Cambridge CleanTech pioneer, Michael Evans, has been invited to join Prime Minister David Cameron as part of the UK business delegation to the G20 meeting in Mexico on June 17 and 20.Evans’ company Green-Tide Turbines is gaining increasing traction in Latin America with its revolutionary technology designed to generate energy from tidal power.
Evans will be one of 400 CEOs and chairmen of leading global companies attending a parallel event, the Business-20 (B20) summit, which will formulate recommendations from the private sector to the heads of state attending the G20.
The summit recommendations will address topics of global scope and relevance, including: Food Security; Green Growth; Employment; Improving Transparency and Eliminating Corruption; Trade and Investment; ICT and Innovation; Advocacy and Impact, and Financing for Growth and Development.
Evans told Business Weekly: “This is a wonderful accolade for Green-Tide turbines as such a relatively young company. It was only June last year that I was invited to join senior executives from some of the UK’s biggest companies on a business delegation to Brazil headed up by Nick Clegg, Lord Green and David Willetts aimed at improving UK-Brazil relations.
“G-TT was presented to the vice-president of BNDES (the Brazilian National Development Bank) as ‘Britain’s most promising startup’ by Lord Green, the Minister of State for Trade and Investment.
“Mexico, in line with Argentina, Brazil and other Latin American companies are very much on our radar.”
As Business Weekly reported last year, Green-Tide Turbines has lined up millions of pounds worth of potential investment in Brazil.
Evans returned from one mission with three independent offers of potential investment of £20m from three of the biggest energy companies in the world, a couple of JV opportunities and offers of free R & D at the University of Rio de Janeiro.

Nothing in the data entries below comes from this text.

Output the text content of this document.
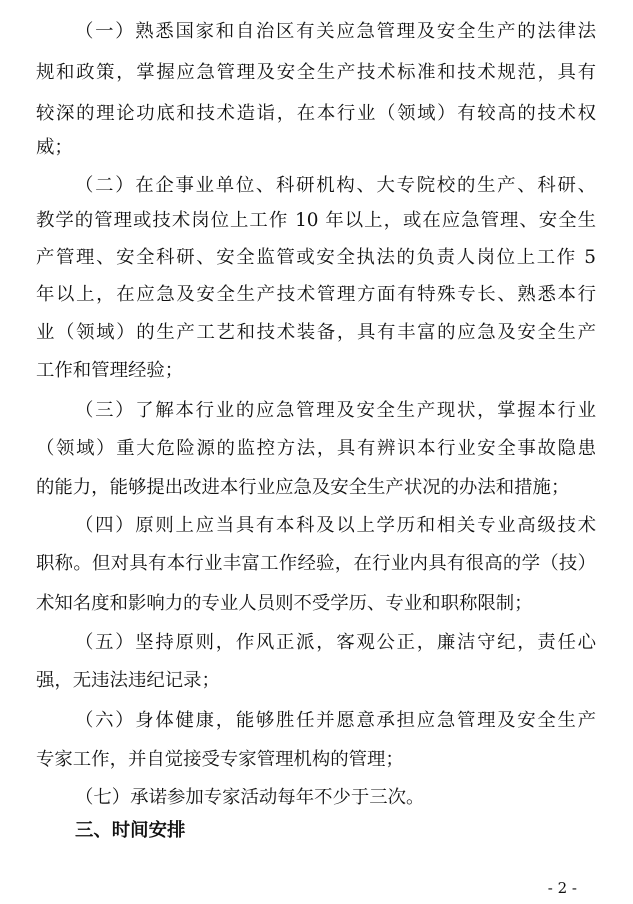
（一）熟悉国家和自治区有关应急管理及安全生产的法律法
规和政策，掌握应急管理及安全生产技术标准和技术规范，具有
较深的理论功底和技术造诣，在本行业（领域）有较高的技术权
威；
（二）在企事业单位、科研机构、大专院校的生产、科研、
教学的管理或技术岗位上工作 10 年以上，或在应急管理、安全生
产管理、安全科研、安全监管或安全执法的负责人岗位上工作 5
年以上，在应急及安全生产技术管理方面有特殊专长、熟悉本行
业（领域）的生产工艺和技术装备，具有丰富的应急及安全生产
工作和管理经验；
（三）了解本行业的应急管理及安全生产现状，掌握本行业
（领域）重大危险源的监控方法，具有辨识本行业安全事故隐患
的能力，能够提出改进本行业应急及安全生产状况的办法和措施；
（四）原则上应当具有本科及以上学历和相关专业高级技术
职称。但对具有本行业丰富工作经验，在行业内具有很高的学（技）
术知名度和影响力的专业人员则不受学历、专业和职称限制；
（五）坚持原则，作风正派，客观公正，廉洁守纪，责任心
强，无违法违纪记录；
（六）身体健康，能够胜任并愿意承担应急管理及安全生产
专家工作，并自觉接受专家管理机构的管理；
（七）承诺参加专家活动每年不少于三次。
三、时间安排
- 2 -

He said at the time: “Brazil is developing at an astonishing rate with massive infrastructure being installed. European markets can’t compete when it comes to opportunities for companies like ours. It’s early days but BRIC markets – Brazil, Russia, India and China – look like where we are heading.”
GTT has trialled the technology in small streams in the East of England but is targeting some of the world’s most iconic waterways and coastlines – including the Amazon.
Long term, Green-Tide’s technology could revolutionise the quality of life for people living in some of the remotest communities on the planet.
Based at IdeaSpace in Cambridge University’s Hauser Forum, the company’s turbine technology can be adapted to serve remote communities in developing countries – where the cost of extending electricity infrastructure or supplying fuel is simply not affordable – by generating 2-5kW of vital power supply from nearby rivers.
The same technology can also be applied to larger expanses of water, generating 500kW of tidal energy from a turbine approximately 10m in diameter, helping developed countries to reduce their carbon footprint.
By 2014, the Cambridge company hopes to see its ‘Tidal Turbine’ technology installed across the UK coastline, with its smaller run-of-river turbines installed in iconic rivers such as the Amazon, Yangtze and Ganges by 2012
• The B20 summit discussions will also address four general topics: Outlook and Challenges for the World Economy; Business Solutions and Strategies for the Global Economy; Social Challenges and Corporate Responsibility; Disruptive Technologies and Innovation.